I put in an application for indefinite leave to remain (ILR) and went back to the biscuit factory while I waited to hear of my fate. I was eventually granted the ILR and set about the arduous task of redefining myself as a person. I approached Transitions London, a company that supports refugees by giving them training with CVs, cover letter writing and interview techniques. They helped me figure out what employers are looking for and how to do well in face-to-face interactions and over the phone.
Equipped with the right skills, I now began the herculean task of passing through the graduate scheme application processes of many of the UK’s big companies. These are long-winded and often very competitive, requiring graduates to pass through countless hurdles such as online language tests, telephone interviews, multi-day assessments, face-to-face interviews, presentation and group activities.
Once I’d completed a few of these, I began to receive offers and ultimately accepted to join National Grid. I joined the company in September 2012 as a graduate and carried out three six-month rotations in areas such as Capital Delivery, Asset Management and the Electricity System Operator.
In these roles, I covered everything from supporting the delivery of construction designs as a development engineer, to working on the outage planning team, where I worked as a power system engineer, delivering scheduled outages for maintenance and capital investments.
As the electricity system operator for Great Britain, National Grid ESO moves electricity safely, reliably and efficiently through the system, to ensure homes and businesses have the power they need whenever it’s needed. It might sound simple, but it’s a complicated job to deliver electricity every single minute of every single day, making sure that demand and supply are always balanced.

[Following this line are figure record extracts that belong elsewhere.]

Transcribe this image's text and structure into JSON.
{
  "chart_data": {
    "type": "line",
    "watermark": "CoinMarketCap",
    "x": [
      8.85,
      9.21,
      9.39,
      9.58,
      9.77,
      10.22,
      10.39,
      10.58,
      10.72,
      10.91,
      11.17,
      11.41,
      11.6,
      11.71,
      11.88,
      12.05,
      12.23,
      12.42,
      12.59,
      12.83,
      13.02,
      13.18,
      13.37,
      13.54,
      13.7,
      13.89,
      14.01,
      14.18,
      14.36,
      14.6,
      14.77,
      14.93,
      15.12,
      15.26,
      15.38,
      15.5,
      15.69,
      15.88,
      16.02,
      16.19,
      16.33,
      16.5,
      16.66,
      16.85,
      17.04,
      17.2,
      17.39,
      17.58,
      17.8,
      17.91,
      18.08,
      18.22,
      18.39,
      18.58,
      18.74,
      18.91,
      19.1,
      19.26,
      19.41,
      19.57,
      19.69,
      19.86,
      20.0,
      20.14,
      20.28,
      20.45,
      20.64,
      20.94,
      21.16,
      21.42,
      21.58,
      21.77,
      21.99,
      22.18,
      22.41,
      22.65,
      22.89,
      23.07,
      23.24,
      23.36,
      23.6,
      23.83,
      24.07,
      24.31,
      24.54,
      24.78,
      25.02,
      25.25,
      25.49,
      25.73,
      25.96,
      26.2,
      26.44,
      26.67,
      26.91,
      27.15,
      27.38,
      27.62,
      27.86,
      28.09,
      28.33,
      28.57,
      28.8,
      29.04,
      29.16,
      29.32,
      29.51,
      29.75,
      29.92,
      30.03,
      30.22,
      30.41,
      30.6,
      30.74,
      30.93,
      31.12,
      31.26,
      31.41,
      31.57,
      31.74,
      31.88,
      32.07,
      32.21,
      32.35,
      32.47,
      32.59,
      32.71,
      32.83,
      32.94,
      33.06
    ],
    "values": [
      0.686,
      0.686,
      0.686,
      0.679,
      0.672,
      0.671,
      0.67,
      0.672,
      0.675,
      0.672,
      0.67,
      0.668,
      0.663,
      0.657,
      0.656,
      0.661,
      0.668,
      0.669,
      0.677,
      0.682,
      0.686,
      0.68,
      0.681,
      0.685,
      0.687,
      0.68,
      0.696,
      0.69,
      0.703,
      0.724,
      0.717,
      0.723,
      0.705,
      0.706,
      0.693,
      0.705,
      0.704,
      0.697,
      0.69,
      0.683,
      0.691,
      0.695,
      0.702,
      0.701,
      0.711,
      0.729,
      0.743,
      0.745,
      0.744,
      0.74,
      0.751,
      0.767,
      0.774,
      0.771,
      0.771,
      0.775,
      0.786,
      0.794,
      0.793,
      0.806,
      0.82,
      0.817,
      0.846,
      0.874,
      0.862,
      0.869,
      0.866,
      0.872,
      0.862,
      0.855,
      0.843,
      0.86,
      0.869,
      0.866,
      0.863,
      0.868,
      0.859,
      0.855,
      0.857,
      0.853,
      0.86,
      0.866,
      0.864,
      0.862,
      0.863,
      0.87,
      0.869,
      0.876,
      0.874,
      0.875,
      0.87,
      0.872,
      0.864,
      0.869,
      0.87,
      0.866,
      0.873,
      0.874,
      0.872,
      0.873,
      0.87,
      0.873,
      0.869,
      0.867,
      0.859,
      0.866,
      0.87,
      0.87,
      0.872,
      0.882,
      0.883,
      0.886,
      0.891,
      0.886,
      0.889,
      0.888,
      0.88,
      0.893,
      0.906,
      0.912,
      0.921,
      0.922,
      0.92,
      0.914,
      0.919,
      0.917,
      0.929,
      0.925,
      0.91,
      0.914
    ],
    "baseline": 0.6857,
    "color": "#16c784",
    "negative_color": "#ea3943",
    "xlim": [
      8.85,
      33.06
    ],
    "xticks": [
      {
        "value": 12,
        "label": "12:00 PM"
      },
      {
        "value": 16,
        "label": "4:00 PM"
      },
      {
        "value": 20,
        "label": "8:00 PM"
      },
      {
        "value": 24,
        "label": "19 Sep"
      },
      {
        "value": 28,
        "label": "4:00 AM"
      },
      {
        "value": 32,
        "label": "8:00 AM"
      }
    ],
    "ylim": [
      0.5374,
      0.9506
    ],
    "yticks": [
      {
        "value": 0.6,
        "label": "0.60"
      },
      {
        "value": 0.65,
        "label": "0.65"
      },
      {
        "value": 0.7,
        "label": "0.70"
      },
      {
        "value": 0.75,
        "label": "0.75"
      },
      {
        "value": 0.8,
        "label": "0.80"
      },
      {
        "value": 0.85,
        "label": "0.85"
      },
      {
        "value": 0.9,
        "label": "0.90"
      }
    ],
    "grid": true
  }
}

In April 2017, after three years as an outage planning engineer I moved onto the generator compliance team and this is where I currently work as a senior compliance engineer. My day to day role involves supporting generator through the compliance process by facilitating their connection to the transmission network.

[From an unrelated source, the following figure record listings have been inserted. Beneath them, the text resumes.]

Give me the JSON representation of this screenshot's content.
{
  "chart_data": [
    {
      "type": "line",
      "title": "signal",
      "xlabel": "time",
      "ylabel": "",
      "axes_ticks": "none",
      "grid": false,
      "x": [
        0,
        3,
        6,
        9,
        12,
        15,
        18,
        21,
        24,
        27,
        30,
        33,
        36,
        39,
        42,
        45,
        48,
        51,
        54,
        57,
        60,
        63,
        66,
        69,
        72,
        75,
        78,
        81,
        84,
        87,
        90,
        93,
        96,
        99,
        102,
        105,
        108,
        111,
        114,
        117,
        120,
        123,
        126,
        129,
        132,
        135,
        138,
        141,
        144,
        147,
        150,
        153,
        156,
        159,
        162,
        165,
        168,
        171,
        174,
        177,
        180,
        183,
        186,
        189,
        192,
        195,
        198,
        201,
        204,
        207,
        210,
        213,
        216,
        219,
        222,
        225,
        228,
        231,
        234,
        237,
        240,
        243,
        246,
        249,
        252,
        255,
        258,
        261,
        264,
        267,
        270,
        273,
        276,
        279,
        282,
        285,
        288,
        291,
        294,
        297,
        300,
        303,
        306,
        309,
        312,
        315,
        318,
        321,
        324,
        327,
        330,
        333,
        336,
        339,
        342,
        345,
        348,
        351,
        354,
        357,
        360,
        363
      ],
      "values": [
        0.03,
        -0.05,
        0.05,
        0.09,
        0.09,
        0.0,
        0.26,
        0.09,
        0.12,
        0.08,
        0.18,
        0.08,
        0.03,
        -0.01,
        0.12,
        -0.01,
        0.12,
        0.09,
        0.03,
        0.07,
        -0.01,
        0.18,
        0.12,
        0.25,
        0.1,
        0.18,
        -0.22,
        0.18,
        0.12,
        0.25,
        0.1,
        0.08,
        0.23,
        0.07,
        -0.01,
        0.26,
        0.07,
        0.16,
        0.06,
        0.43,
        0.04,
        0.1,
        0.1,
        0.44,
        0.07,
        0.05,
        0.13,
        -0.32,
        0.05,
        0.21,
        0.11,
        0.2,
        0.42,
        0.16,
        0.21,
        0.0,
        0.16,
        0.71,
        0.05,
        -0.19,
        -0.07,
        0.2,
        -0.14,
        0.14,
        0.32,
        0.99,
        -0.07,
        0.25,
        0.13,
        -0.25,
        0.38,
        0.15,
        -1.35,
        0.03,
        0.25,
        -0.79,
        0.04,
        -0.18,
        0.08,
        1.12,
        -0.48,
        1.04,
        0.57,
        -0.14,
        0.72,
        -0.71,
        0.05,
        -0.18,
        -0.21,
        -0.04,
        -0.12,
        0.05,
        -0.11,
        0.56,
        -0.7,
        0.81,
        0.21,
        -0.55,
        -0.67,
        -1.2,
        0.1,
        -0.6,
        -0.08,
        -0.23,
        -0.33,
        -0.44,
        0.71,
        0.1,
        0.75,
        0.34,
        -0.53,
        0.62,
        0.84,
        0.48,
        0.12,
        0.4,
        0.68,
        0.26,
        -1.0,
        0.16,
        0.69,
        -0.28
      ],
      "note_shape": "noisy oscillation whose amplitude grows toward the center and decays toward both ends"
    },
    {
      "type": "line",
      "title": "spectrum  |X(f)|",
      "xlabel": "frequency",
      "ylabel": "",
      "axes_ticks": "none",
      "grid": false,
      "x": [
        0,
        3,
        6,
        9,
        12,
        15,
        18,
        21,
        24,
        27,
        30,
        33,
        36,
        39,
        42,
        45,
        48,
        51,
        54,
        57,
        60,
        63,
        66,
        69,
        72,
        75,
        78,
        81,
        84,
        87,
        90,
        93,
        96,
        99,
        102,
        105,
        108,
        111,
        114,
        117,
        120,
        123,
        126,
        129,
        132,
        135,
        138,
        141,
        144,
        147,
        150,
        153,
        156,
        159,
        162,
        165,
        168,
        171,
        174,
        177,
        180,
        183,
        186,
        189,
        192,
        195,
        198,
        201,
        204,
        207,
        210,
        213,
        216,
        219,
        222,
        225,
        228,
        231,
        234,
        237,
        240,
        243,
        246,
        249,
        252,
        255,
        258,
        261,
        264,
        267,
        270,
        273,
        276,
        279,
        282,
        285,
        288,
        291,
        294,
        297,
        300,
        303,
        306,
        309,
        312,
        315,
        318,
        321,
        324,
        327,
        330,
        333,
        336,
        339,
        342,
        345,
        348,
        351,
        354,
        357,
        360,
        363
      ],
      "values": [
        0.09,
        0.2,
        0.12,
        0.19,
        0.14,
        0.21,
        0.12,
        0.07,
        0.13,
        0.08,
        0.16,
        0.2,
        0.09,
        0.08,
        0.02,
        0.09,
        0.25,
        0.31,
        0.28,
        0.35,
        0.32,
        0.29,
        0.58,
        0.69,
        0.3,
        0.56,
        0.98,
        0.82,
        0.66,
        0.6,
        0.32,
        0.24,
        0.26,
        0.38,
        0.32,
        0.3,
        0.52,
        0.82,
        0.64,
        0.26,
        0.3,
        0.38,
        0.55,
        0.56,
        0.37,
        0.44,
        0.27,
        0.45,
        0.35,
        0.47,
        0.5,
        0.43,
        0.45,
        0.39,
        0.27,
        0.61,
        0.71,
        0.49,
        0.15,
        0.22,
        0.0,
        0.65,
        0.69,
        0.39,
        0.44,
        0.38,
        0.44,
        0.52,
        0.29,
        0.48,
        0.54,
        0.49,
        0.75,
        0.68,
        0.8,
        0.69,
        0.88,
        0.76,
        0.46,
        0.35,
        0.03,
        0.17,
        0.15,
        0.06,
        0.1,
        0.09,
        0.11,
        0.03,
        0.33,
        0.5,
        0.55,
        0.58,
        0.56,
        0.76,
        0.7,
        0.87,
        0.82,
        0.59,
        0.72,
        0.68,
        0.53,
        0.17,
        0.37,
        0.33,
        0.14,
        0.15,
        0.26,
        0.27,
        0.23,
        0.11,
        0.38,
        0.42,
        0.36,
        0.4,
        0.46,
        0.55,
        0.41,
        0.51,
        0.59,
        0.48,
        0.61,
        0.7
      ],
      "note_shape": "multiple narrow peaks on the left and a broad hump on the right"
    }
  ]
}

I’m currently working on my dissertation for a master’s degree in Power Systems Engineering from the University of Manchester. I’m doing part-time alongside work commitments. In January this year I also became a chartered engineer, awarded by the Institution of Engineering and Technology.
I have a wife and two children, and after over a decade of struggle, I finally feel at home, in a workplace that actively promotes diversity and inclusivity. To play my part in helping the community, I recently setup a platform (Organisation) that supports highly skilled refugees to join the skilled work force in the UK. It’s called the Professional Immigrants Transition Platform (PITP) and helps refugees who are struggling to get a job in the UK. They may typically have a degree from back home, so we help them to pursue further education where necessary and build interview and CV skills. Beyond this, I want to motivate them, and give them hope that one day they will find a job.
We also want to raise awareness with employers that refugees have international skills and knowledge with an ambition to be successful in life. This is an unexplored pool of expertise where employers could use as another avenue of recruitment. I’m working with National Grid to give the company access to this pool of skilled refugees and we’re looking at how we can give a returner placement with a potential of long term work.
National Grid is one of over 100 companies across the UK that participate in National Inclusion Week, run by Inclusive Employers, the UK's first and leading membership organisation for employers looking to build inclusive workplaces.